Seivarden clearly didn’t believe
Mercy of Kalr
. “Even so, Ship. Our fleet captain generally keeps out of trouble, but when she doesn’t, it’s never the insignificant sort. And we’re hours and hours away from being able to help her. If you see something brewing and she’s too distracted to ask us to come in closer so we’re there if she needs us, are you going to tell me?”
“That would require knowing days in advance that something was, as you say, brewing, Lieutenant. I can’t imagine the fleet captain so distracted for so long.” Seivarden frowned. “But, Lieutenant, I am as concerned for the fleet captain’s safety as you are.” Which was as much of an answer as Ship could give, and Seivarden would have to be happy with that.
“Lieutenant Seivarden,” said
Mercy of Kalr
. “Message incoming from Hrad.”
Seivarden gestured
go ahead
. An unfamiliar voice sounded in her ears. “This is Fleet Captain Uemi, commanding
Sword of Inil
, dispatched from Omaugh Palace. I’m ordered to take control of the security of Hrad system.” One gate away, Hrad system was. More or less next door. “My compliments to Fleet Captain Breq. Fighting is still intense at Tstur Palace. Several outstations have been destroyed. Depending on the outcome, the Lord of the Radch may send you a troop carrier. She sends you her greetings, in any event, and trusts you’re doing well.”
“Do you know Fleet Captain Uemi, Ship?” There was no expectation of an immediate, this-moment reply—Hrad was hours away at lightspeed, through the connecting gate.
“Not well,” replied
Mercy of Kalr
.
“And
Sword of Inil
?”
“It’s a
Sword
.”
“Hah!” Seivarden, amused.
“Lieutenant, the fleet captain left instructions in case such a message should be delivered in her absence.”
“
Did
she.” Seivarden wasn’t sure whether she was surprised at that or not. “Well, let’s have it then.”
My instructions had been minor enough. Seivarden, replying, said, “This is Lieutenant Seivarden, commanding
Mercy of Kalr
in Fleet Captain Breq’s temporary absence. Most
courteous greetings to Fleet Captain Uemi, and we are grateful for the news. Begging Fleet Captain Uemi’s indulgence, Fleet Captain Breq wonders if
Sword of Inil
took on any new crew at Omaugh Palace.” Though it might not be new crew I should worry about. It was entirely possible to make ancillaries out of older adults.
But no reply could reach me before supper. The question puzzled Seivarden, who didn’t know about Tisarwat, but Ship wouldn’t explain it to her.
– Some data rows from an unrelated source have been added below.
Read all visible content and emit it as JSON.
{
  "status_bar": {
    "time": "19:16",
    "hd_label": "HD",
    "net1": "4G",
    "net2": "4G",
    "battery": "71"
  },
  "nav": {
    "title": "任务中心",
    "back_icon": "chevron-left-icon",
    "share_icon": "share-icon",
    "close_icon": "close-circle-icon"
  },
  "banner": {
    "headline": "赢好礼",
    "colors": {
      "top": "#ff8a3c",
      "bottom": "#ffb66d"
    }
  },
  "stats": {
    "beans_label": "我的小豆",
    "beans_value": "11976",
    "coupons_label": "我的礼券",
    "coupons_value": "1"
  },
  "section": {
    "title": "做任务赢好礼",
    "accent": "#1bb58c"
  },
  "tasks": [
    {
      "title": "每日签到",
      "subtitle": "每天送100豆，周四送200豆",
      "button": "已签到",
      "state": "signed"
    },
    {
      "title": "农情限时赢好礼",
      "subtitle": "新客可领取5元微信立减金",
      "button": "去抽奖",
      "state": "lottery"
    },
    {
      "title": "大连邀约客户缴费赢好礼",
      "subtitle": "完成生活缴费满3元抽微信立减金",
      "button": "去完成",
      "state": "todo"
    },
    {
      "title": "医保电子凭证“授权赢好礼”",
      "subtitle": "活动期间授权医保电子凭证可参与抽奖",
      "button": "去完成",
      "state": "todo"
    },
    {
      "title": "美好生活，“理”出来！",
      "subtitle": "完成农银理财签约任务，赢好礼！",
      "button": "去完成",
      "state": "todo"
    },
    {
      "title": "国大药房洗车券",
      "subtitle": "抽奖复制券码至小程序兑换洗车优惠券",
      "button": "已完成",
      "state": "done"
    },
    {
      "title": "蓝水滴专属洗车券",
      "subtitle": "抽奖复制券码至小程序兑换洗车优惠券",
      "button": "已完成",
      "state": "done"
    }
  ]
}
Walking back to the house I met Raughd coming from the main building. “Good morning, Fleet Captain!” she said, with a sunny smile. “It’s so invigorating to be up at the break of day like this. I really ought to make a habit of it.” I had to admit, it was a creditably charming smile, even given the nearly undetectable strain behind it—even if she hadn’t just implied as much, I was sure this was not an hour when Raughd was accustomed to rising. But knowing as much as I did about her quite spoiled the effect for me. “Don’t tell me you’ve already been to the bath,” she added, with the merest touch of disappointment, calculatedly coy.